Is Saddam Hussein dead? Is he wounded? Or is he, in the words of U.S. Defense Secretary Donald Rumsfeld, “healthy and cowering in some tunnel someplace trying to avoid being caught”?
One thing is certain: Saddam Hussein is no longer in control of Iraq. For the Iraqi people, the day of the dictator is over.
On April 9th, people around the world watched the televised images of Iraqis demolishing a six-meter-high statue of Saddam Hussein in Baghdad. With the help of U.S. Marines, they toppled the statue, then danced and stomped on the broken pieces. In Baghdad neighborhoods, Iraqis chanted, “There is only one God and Saddam Hussein is an enemy of God.”

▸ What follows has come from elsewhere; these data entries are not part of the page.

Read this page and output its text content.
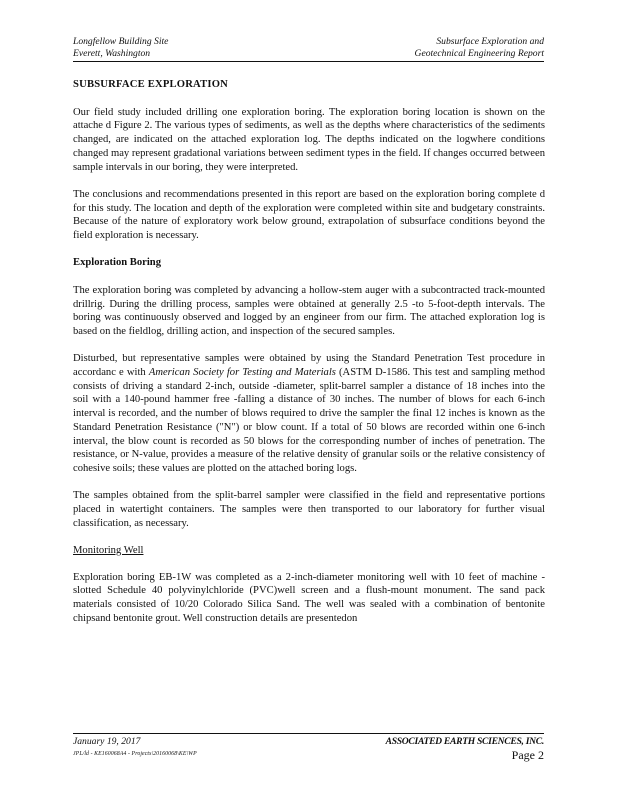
Longfellow Building Site
Everett, Washington
Subsurface Exploration and
Geotechnical Engineering Report
SUBSURFACE EXPLORATION

Our field study included drilling one exploration boring. The exploration boring location is shown on the attache d Figure 2. The various types of sediments, as well as the depths where characteristics of the sediments changed, are indicated on the attached exploration log. The depths indicated on the logwhere conditions changed may represent gradational variations between sediment types in the field. If changes occurred between sample intervals in our boring, they were interpreted.

The conclusions and recommendations presented in this report are based on the exploration boring complete d for this study. The location and depth of the exploration were completed within site and budgetary constraints. Because of the nature of exploratory work below ground, extrapolation of subsurface conditions beyond the field exploration is necessary.

Exploration Boring

The exploration boring was completed by advancing a hollow-stem auger with a subcontracted track-mounted drillrig. During the drilling process, samples were obtained at generally 2.5 -to 5-foot-depth intervals. The boring was continuously observed and logged by an engineer from our firm. The attached exploration log is based on the fieldlog, drilling action, and inspection of the secured samples.

Disturbed, but representative samples were obtained by using the Standard Penetration Test procedure in accordanc e with American Society for Testing and Materials (ASTM D-1586. This test and sampling method consists of driving a standard 2-inch, outside -diameter, split-barrel sampler a distance of 18 inches into the soil with a 140-pound hammer free -falling a distance of 30 inches. The number of blows for each 6-inch interval is recorded, and the number of blows required to drive the sampler the final 12 inches is known as the Standard Penetration Resistance ("N") or blow count. If a total of 50 blows are recorded within one 6-inch interval, the blow count is recorded as 50 blows for the corresponding number of inches of penetration. The resistance, or N-value, provides a measure of the relative density of granular soils or the relative consistency of cohesive soils; these values are plotted on the attached boring logs.

The samples obtained from the split-barrel sampler were classified in the field and representative portions placed in watertight containers. The samples were then transported to our laboratory for further visual classification, as necessary.

Monitoring Well

Exploration boring EB-1W was completed as a 2-inch-diameter monitoring well with 10 feet of machine -slotted Schedule 40 polyvinylchloride (PVC)well screen and a flush-mount monument. The sand pack materials consisted of 10/20 Colorado Silica Sand. The well was sealed with a combination of bentonite chipsand bentonite grout. Well construction details are presentedon

January 19, 2017	ASSOCIATED EARTH SCIENCES, INC.
JPL/ld - KE160068A4 - Projects\20160068\KE\WP	Page 2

These are events, said Defense Secretary Rumsfeld, “that will shape the course of a country, the fate of a people, and potentially the future of the [Middle East] region”:
“Saddam Hussein is now taking his rightful place alongside Hitler, Stalin, Lenin, [and Romanian dictator Nicolae] Ceausescu in the pantheon of failed, brutal dictators, and the Iraqi people are well on their way to freedom.”
Freedom and security for the Iraqi people will not come overnight -- or without a lot of work. But the U.S.-led coalition will finish the job it has started. The coalition will move as quickly as possible to place governmental responsibilities in the hands of an interim authority composed of Iraqis from inside and outside the country. The interim authority will serve until a permanent government can be chosen by the Iraqi people. “We’re going to see it through,” said President George W. Bush:
“A free Iraq will be ruled by laws, not by a dictator. A free Iraq will be peaceful, and not a friend to terrorists or a menace to its neighbors. A free Iraq will give up all its weapons of mass destruction. A free Iraq will set itself on the path to democracy.”
As President Bush said, “freedom’s taste is unquenchable.”